I’m getting ready to fund an account with IC Markets, but the whole regulation thing has me hesitant. There’s so much conflicting information out there - some reviews say they’re regulated in one jurisdiction, others mention different licenses entirely.
I’ve been digging through their website and I found references to FCA and CySEC, but I wanted to actually verify it myself instead of just trusting what the website says. It’s too important to be casual about.
So I pulled up the official FCA register and cross-checked their license number. That part was straightforward. But I’m still trying to understand what each license actually means for me as a trader - like, what protection do I actually have if something goes wrong?
Before I move forward, I want to know: how the heck do you actually verify this stuff? What should I be looking for beyond just confirming they have a license number?
Verification is three steps. First, cross-reference their claimed license against the official regulator’s register. FCA, CySEC, ASIC all have public databases. Type in their license number. If it doesn’t match, walk away.
Second, understand what the license covers. FCA regulation is different from CySEC. FCA requires segregated client funds. CySEC offers deposit protection up to 20,000 EUR per client. That matters.

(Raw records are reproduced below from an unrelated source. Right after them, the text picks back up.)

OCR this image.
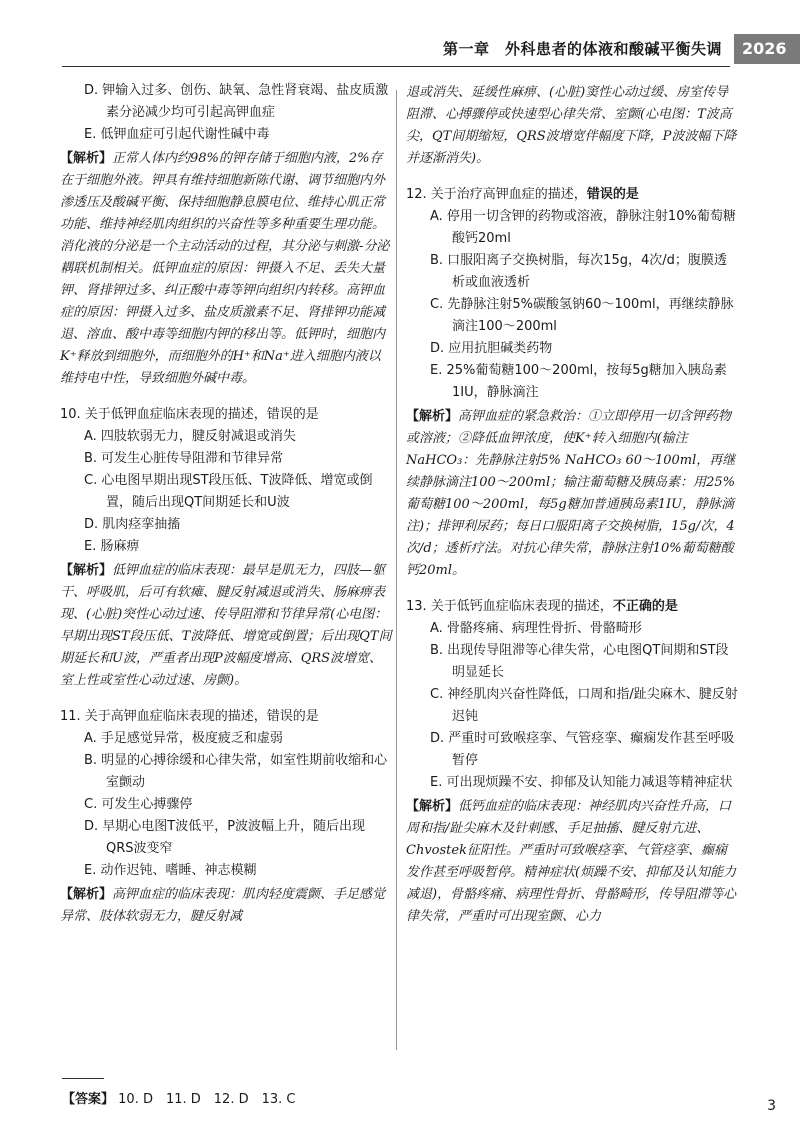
第一章　外科患者的体液和酸碱平衡失调	2026
D. 钾输入过多、创伤、缺氧、急性肾衰竭、盐皮质激素分泌减少均可引起高钾血症
E. 低钾血症可引起代谢性碱中毒
【解析】正常人体内约98%的钾存储于细胞内液，2%存在于细胞外液。钾具有维持细胞新陈代谢、调节细胞内外渗透压及酸碱平衡、保持细胞静息膜电位、维持心肌正常功能、维持神经肌肉组织的兴奋性等多种重要生理功能。消化液的分泌是一个主动活动的过程，其分泌与刺激-分泌耦联机制相关。低钾血症的原因：钾摄入不足、丢失大量钾、肾排钾过多、纠正酸中毒等钾向组织内转移。高钾血症的原因：钾摄入过多、盐皮质激素不足、肾排钾功能减退、溶血、酸中毒等细胞内钾的移出等。低钾时，细胞内K⁺释放到细胞外，而细胞外的H⁺和Na⁺进入细胞内液以维持电中性，导致细胞外碱中毒。
10. 关于低钾血症临床表现的描述，错误的是
A. 四肢软弱无力，腱反射减退或消失
B. 可发生心脏传导阻滞和节律异常
C. 心电图早期出现ST段压低、T波降低、增宽或倒置，随后出现QT间期延长和U波
D. 肌肉痉挛抽搐
E. 肠麻痹
【解析】低钾血症的临床表现：最早是肌无力，四肢—躯干、呼吸肌，后可有软瘫、腱反射减退或消失、肠麻痹表现、(心脏)突性心动过速、传导阻滞和节律异常(心电图：早期出现ST段压低、T波降低、增宽或倒置；后出现QT间期延长和U波，严重者出现P波幅度增高、QRS波增宽、室上性或室性心动过速、房颤)。
11. 关于高钾血症临床表现的描述，错误的是
A. 手足感觉异常，极度疲乏和虚弱
B. 明显的心搏徐缓和心律失常，如室性期前收缩和心室颤动
C. 可发生心搏骤停
D. 早期心电图T波低平，P波波幅上升，随后出现QRS波变窄
E. 动作迟钝、嗜睡、神志模糊
【解析】高钾血症的临床表现：肌肉轻度震颤、手足感觉异常、肢体软弱无力，腱反射减
退或消失、延缓性麻痹、(心脏)窦性心动过缓、房室传导阻滞、心搏骤停或快速型心律失常、室颤(心电图：T波高尖，QT间期缩短，QRS波增宽伴幅度下降，P波波幅下降并逐渐消失)。
12. 关于治疗高钾血症的描述，错误的是
A. 停用一切含钾的药物或溶液，静脉注射10%葡萄糖酸钙20ml
B. 口服阳离子交换树脂，每次15g，4次/d；腹膜透析或血液透析
C. 先静脉注射5%碳酸氢钠60～100ml，再继续静脉滴注100～200ml
D. 应用抗胆碱类药物
E. 25%葡萄糖100～200ml，按每5g糖加入胰岛素1IU，静脉滴注
【解析】高钾血症的紧急救治：①立即停用一切含钾药物或溶液；②降低血钾浓度，使K⁺转入细胞内(输注NaHCO₃：先静脉注射5% NaHCO₃ 60～100ml，再继续静脉滴注100～200ml；输注葡萄糖及胰岛素：用25%葡萄糖100～200ml，每5g糖加普通胰岛素1IU，静脉滴注)；排钾利尿药；每日口服阳离子交换树脂，15g/次，4次/d；透析疗法。对抗心律失常，静脉注射10%葡萄糖酸钙20ml。
13. 关于低钙血症临床表现的描述，不正确的是
A. 骨骼疼痛、病理性骨折、骨骼畸形
B. 出现传导阻滞等心律失常，心电图QT间期和ST段明显延长
C. 神经肌肉兴奋性降低，口周和指/趾尖麻木、腱反射迟钝
D. 严重时可致喉痉挛、气管痉挛、癫痫发作甚至呼吸暂停
E. 可出现烦躁不安、抑郁及认知能力减退等精神症状
【解析】低钙血症的临床表现：神经肌肉兴奋性升高，口周和指/趾尖麻木及针刺感、手足抽搐、腱反射亢进、Chvostek征阳性。严重时可致喉痉挛、气管痉挛、癫痫发作甚至呼吸暂停。精神症状(烦躁不安、抑郁及认知能力减退)，骨骼疼痛、病理性骨折、骨骼畸形，传导阻滞等心律失常，严重时可出现室颤、心力
【答案】 10. D　11. D　12. D　13. C	3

Third, check their complaint history. The FCA publishes enforcement action. If a broker has received warnings or fines, it’s public information. That’s your red flag.
IC Markets holds FCA and CySEC licenses. CySEC is the primary one. That means client funds are segregated and there’s deposit insurance. Not ironclad, but better than unregulated brokers operating from nowhere.
Check FCA register. Verify license number. Read the fine print.
I did exactly this before committing. The real work is understanding what the license actually protects.
IC Markets has CySEC regulation as their main license. That’s Cyprus-based. It’s legitimate, but Cyprus doesn’t protect you the way the UK FCA does. That said, CySEC registration still requires segregated accounts and basic compliance standards.
What I found helpful was checking the actual license document on their site, then reading what CySEC’s requirements actually are. It took maybe 30 minutes, but I went from confused to confident about the setup.
I just checked their license number on the FCA register and called it good. Seemed legit to me.
I was in the same boat. The hardest part for me was understanding what “CySEC regulated” actually meant versus what the marketing materials implied.
Once I dug into CySEC’s actual requirements, it made more sense. They require brokers to maintain client fund segregation and have certain capital reserves. It’s not perfect, but it’s a real regulatory framework.
My advice: spend 20 minutes on the CySEC website reading their standards. It’ll give you concrete info instead of just trusting what IC Markets says about themselves.
CySEC regulated means client funds are separate from broker funds.
One more thing people miss: check if the broker has ever been fined or faced enforcement action. The FCA and CySEC both publish these decisions. IC Markets has had some issues in the past - nothing major, but worth knowing.
Also verify their complaints process. Regulated brokers are required to have a formal dispute resolution mechanism. If you have a problem, there’s actually a path to get it resolved, either internally or through a regulatory ombudsman.
This is really helpful context. I think the main thing I was missing was understanding that different regulators have different standards. CySEC isn’t the same as FCA, and that’s worth understanding before you open an account.
Once I realized that, the whole process felt less like I was just trusting marketing material and more like I actually knew what I was getting into.